Encaustic Art by Jennifer Margell and a book of Betsy Eby’s encaustic works entitled, Betsy Eby.
Both are beautiful, hardback books that you will enjoy having in your studio or library.
The cover art on Jennifer Margell’s book is by Lorraine Glessner, who I was fortunate enough to spend 3 days with in a workshop she taught (just this past weekend at the Encaustic Center in Richardson, Texas). The book is filled with the beautiful art of many artists while covering lessons on technique, interviews discussing ambitions, inspirations and painting techniques and also featuring a gallery collection of other contemporary encaustic artists working today. It is beautifully done and a must-have for your collection.

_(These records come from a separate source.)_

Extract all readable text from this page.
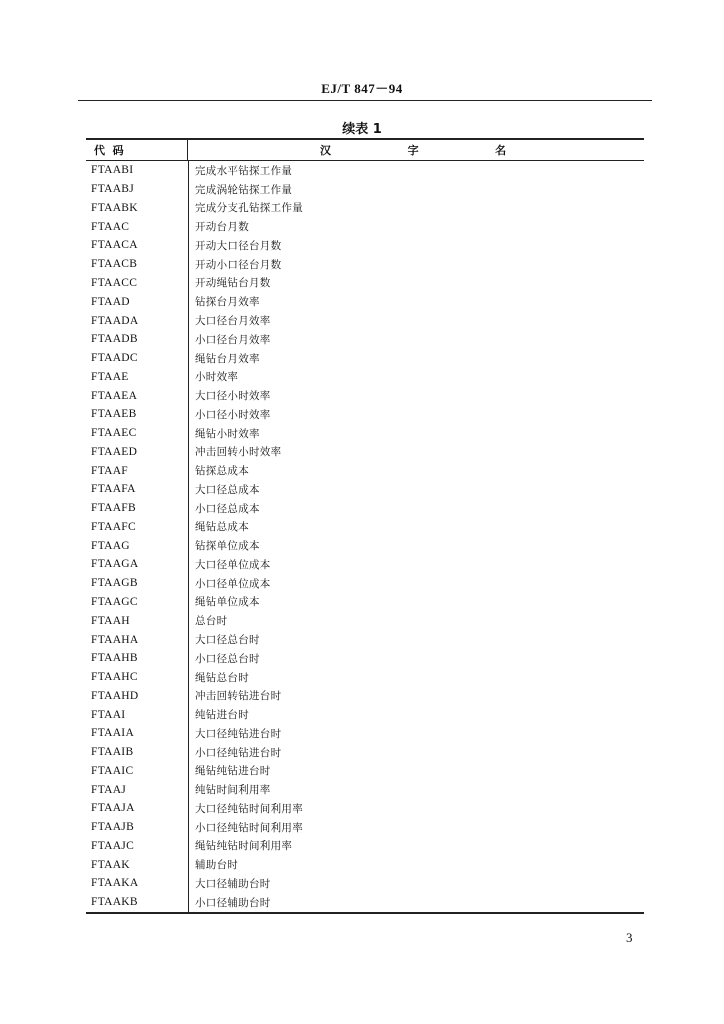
EJ/T 847－94
续表 1
代  码	汉                    字                    名
FTAABI	完成水平钻探工作量
FTAABJ	完成涡轮钻探工作量
FTAABK	完成分支孔钻探工作量
FTAAC	开动台月数
FTAACA	开动大口径台月数
FTAACB	开动小口径台月数
FTAACC	开动绳钻台月数
FTAAD	钻探台月效率
FTAADA	大口径台月效率
FTAADB	小口径台月效率
FTAADC	绳钻台月效率
FTAAE	小时效率
FTAAEA	大口径小时效率
FTAAEB	小口径小时效率
FTAAEC	绳钻小时效率
FTAAED	冲击回转小时效率
FTAAF	钻探总成本
FTAAFA	大口径总成本
FTAAFB	小口径总成本
FTAAFC	绳钻总成本
FTAAG	钻探单位成本
FTAAGA	大口径单位成本
FTAAGB	小口径单位成本
FTAAGC	绳钻单位成本
FTAAH	总台时
FTAAHA	大口径总台时
FTAAHB	小口径总台时
FTAAHC	绳钻总台时
FTAAHD	冲击回转钻进台时
FTAAI	纯钻进台时
FTAAIA	大口径纯钻进台时
FTAAIB	小口径纯钻进台时
FTAAIC	绳钻纯钻进台时
FTAAJ	纯钻时间利用率
FTAAJA	大口径纯钻时间利用率
FTAAJB	小口径纯钻时间利用率
FTAAJC	绳钻纯钻时间利用率
FTAAK	辅助台时
FTAAKA	大口径辅助台时
FTAAKB	小口径辅助台时
3
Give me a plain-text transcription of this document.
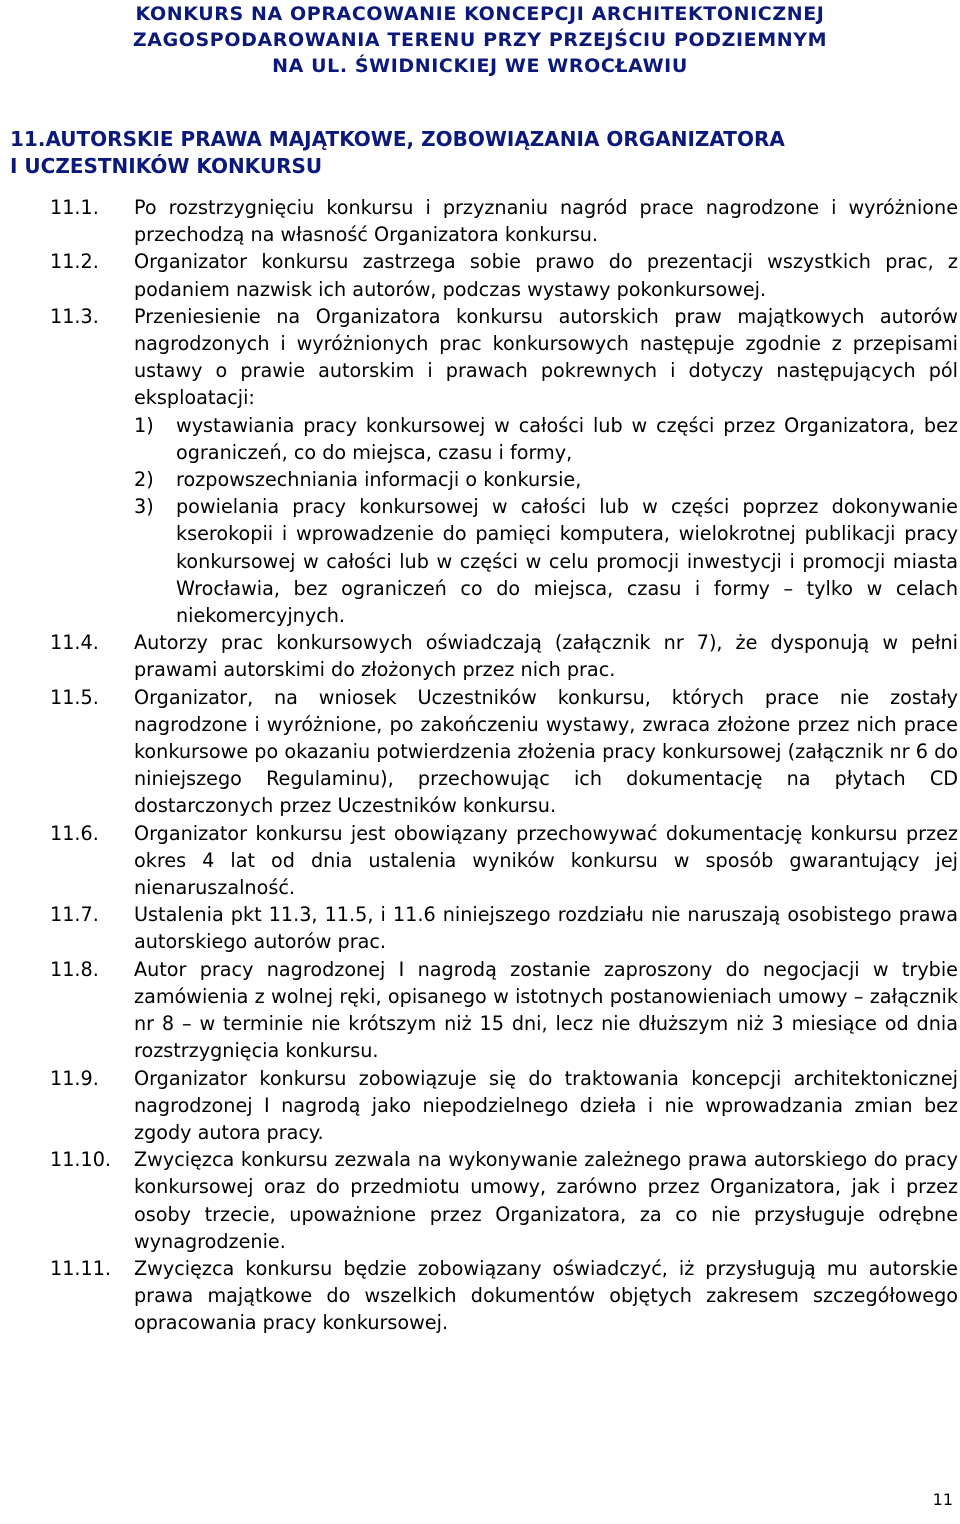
KONKURS NA OPRACOWANIE KONCEPCJI ARCHITEKTONICZNEJ
ZAGOSPODAROWANIA TERENU PRZY PRZEJŚCIU PODZIEMNYM
NA UL. ŚWIDNICKIEJ WE WROCŁAWIU
11.AUTORSKIE PRAWA MAJĄTKOWE, ZOBOWIĄZANIA ORGANIZATORA
I UCZESTNIKÓW KONKURSU
11.1.	Po rozstrzygnięciu konkursu i przyznaniu nagród prace nagrodzone i wyróżnione przechodzą na własność Organizatora konkursu.
11.2.	Organizator konkursu zastrzega sobie prawo do prezentacji wszystkich prac, z podaniem nazwisk ich autorów, podczas wystawy pokonkursowej.
11.3.	Przeniesienie na Organizatora konkursu autorskich praw majątkowych autorów nagrodzonych i wyróżnionych prac konkursowych następuje zgodnie z przepisami ustawy o prawie autorskim i prawach pokrewnych i dotyczy następujących pól eksploatacji:
1)	wystawiania pracy konkursowej w całości lub w części przez Organizatora, bez ograniczeń, co do miejsca, czasu i formy,
2)	rozpowszechniania informacji o konkursie,
3)	powielania pracy konkursowej w całości lub w części poprzez dokonywanie kserokopii i wprowadzenie do pamięci komputera, wielokrotnej publikacji pracy konkursowej w całości lub w części w celu promocji inwestycji i promocji miasta Wrocławia, bez ograniczeń co do miejsca, czasu i formy – tylko w celach niekomercyjnych.
11.4.	Autorzy prac konkursowych oświadczają (załącznik nr 7), że dysponują w pełni prawami autorskimi do złożonych przez nich prac.
11.5.	Organizator, na wniosek Uczestników konkursu, których prace nie zostały nagrodzone i wyróżnione, po zakończeniu wystawy, zwraca złożone przez nich prace konkursowe po okazaniu potwierdzenia złożenia pracy konkursowej (załącznik nr 6 do niniejszego Regulaminu), przechowując ich dokumentację na płytach CD dostarczonych przez Uczestników konkursu.
11.6.	Organizator konkursu jest obowiązany przechowywać dokumentację konkursu przez okres 4 lat od dnia ustalenia wyników konkursu w sposób gwarantujący jej nienaruszalność.
11.7.	Ustalenia pkt 11.3, 11.5, i 11.6 niniejszego rozdziału nie naruszają osobistego prawa autorskiego autorów prac.
11.8.	Autor pracy nagrodzonej I nagrodą zostanie zaproszony do negocjacji w trybie zamówienia z wolnej ręki, opisanego w istotnych postanowieniach umowy – załącznik nr 8 – w terminie nie krótszym niż 15 dni, lecz nie dłuższym niż 3 miesiące od dnia rozstrzygnięcia konkursu.
11.9.	Organizator konkursu zobowiązuje się do traktowania koncepcji architektonicznej nagrodzonej I nagrodą jako niepodzielnego dzieła i nie wprowadzania zmian bez zgody autora pracy.
11.10.	Zwycięzca konkursu zezwala na wykonywanie zależnego prawa autorskiego do pracy konkursowej oraz do przedmiotu umowy, zarówno przez Organizatora, jak i przez osoby trzecie, upoważnione przez Organizatora, za co nie przysługuje odrębne wynagrodzenie.
11.11.	Zwycięzca konkursu będzie zobowiązany oświadczyć, iż przysługują mu autorskie prawa majątkowe do wszelkich dokumentów objętych zakresem szczegółowego opracowania pracy konkursowej.
11
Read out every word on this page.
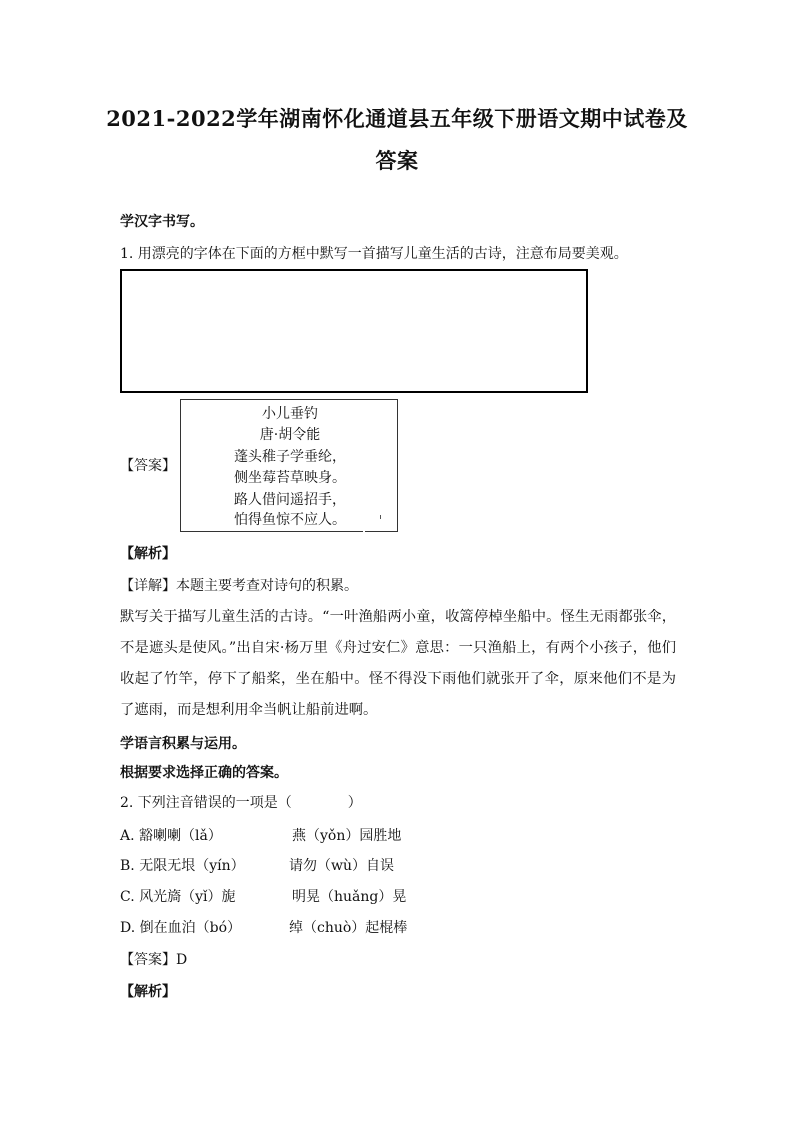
2021-2022学年湖南怀化通道县五年级下册语文期中试卷及
答案
学汉字书写。
1. 用漂亮的字体在下面的方框中默写一首描写儿童生活的古诗，注意布局要美观。
【答案】
小儿垂钓
唐·胡令能
蓬头稚子学垂纶，
侧坐莓苔草映身。
路人借问遥招手，
怕得鱼惊不应人。
【解析】
【详解】本题主要考查对诗句的积累。
默写关于描写儿童生活的古诗。“一叶渔船两小童，收篙停棹坐船中。怪生无雨都张伞，不是遮头是使风。”出自宋·杨万里《舟过安仁》意思：一只渔船上，有两个小孩子，他们收起了竹竿，停下了船桨，坐在船中。怪不得没下雨他们就张开了伞，原来他们不是为了遮雨，而是想利用伞当帆让船前进啊。
学语言积累与运用。
根据要求选择正确的答案。
2. 下列注音错误的一项是（　　　　）
A. 豁喇喇（lǎ）	燕（yǒn）园胜地
B. 无限无垠（yín）	请勿（wù）自误
C. 风光旖（yǐ）旎	明晃（huǎng）晃
D. 倒在血泊（bó）	绰（chuò）起棍棒
【答案】D
【解析】
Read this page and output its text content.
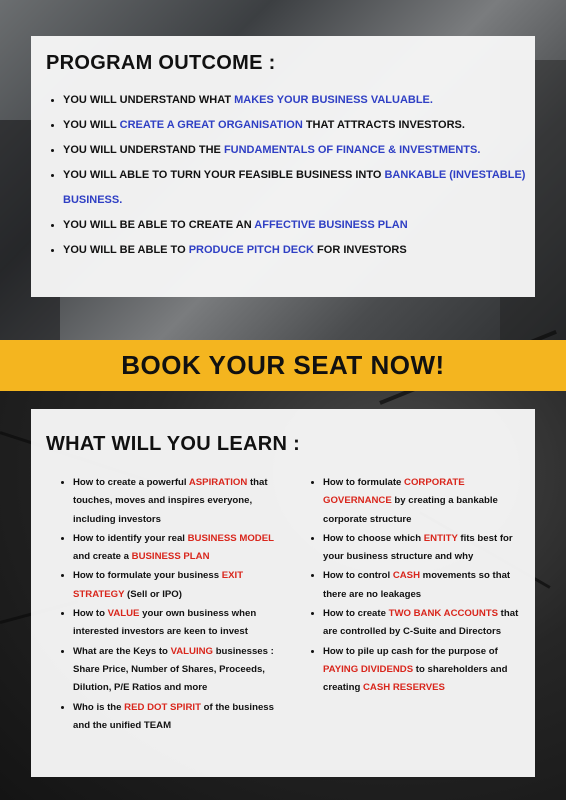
PROGRAM OUTCOME :
• YOU WILL UNDERSTAND WHAT MAKES YOUR BUSINESS VALUABLE.
• YOU WILL CREATE A GREAT ORGANISATION THAT ATTRACTS INVESTORS.
• YOU WILL UNDERSTAND THE FUNDAMENTALS OF FINANCE & INVESTMENTS.
• YOU WILL ABLE TO TURN YOUR FEASIBLE BUSINESS INTO BANKABLE (INVESTABLE) BUSINESS.
• YOU WILL BE ABLE TO CREATE AN AFFECTIVE BUSINESS PLAN
• YOU WILL BE ABLE TO PRODUCE PITCH DECK FOR INVESTORS
BOOK YOUR SEAT NOW!
WHAT WILL YOU LEARN :
• How to create a powerful ASPIRATION that touches, moves and inspires everyone, including investors
• How to identify your real BUSINESS MODEL and create a BUSINESS PLAN
• How to formulate your business EXIT STRATEGY (Sell or IPO)
• How to VALUE your own business when interested investors are keen to invest
• What are the Keys to VALUING businesses : Share Price, Number of Shares, Proceeds, Dilution, P/E Ratios and more
• Who is the RED DOT SPIRIT of the business and the unified TEAM
• How to formulate CORPORATE GOVERNANCE by creating a bankable corporate structure
• How to choose which ENTITY fits best for your business structure and why
• How to control CASH movements so that there are no leakages
• How to create TWO BANK ACCOUNTS that are controlled by C-Suite and Directors
• How to pile up cash for the purpose of PAYING DIVIDENDS to shareholders and creating CASH RESERVES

Betsy Eby’s over-sized book is 150 pages long. Open to any page and you will be rewarded. But this should come as no surprise if you are at all familiar with her work. The book includes more than seventy-five full-color plates of Eby’s evocative paintings; the book is a significant survey of major work from the past decade.
Viewing all of this beautiful work is inspiring and intimidating at the same time.
But I like what Jennifer Margell says in the introduction to her book when she talks about encaustics being like no other form of painting, in that there are endless techniques and fleeting seconds before your medium solidifies. It is a medium where you have to trust your instincts and paint in the moment. You have to take leaps of faith. In the beginning there are many frustrations, but over time you learn how to work with the beautiful accidents which incur.
“The best way to learn the art of painting encaustics, she says, is not to create beautiful paintings. The best way to work with the medium is to create painting after painting, focusing on a different technique each time. Even a technique you do not plan to use will later be another option added to your repertoire.”
This is so true and I came to that very conclusion myself this past weekend while learning even more encaustic techniques.
Encaustic art truly is a melting pot of possibilities!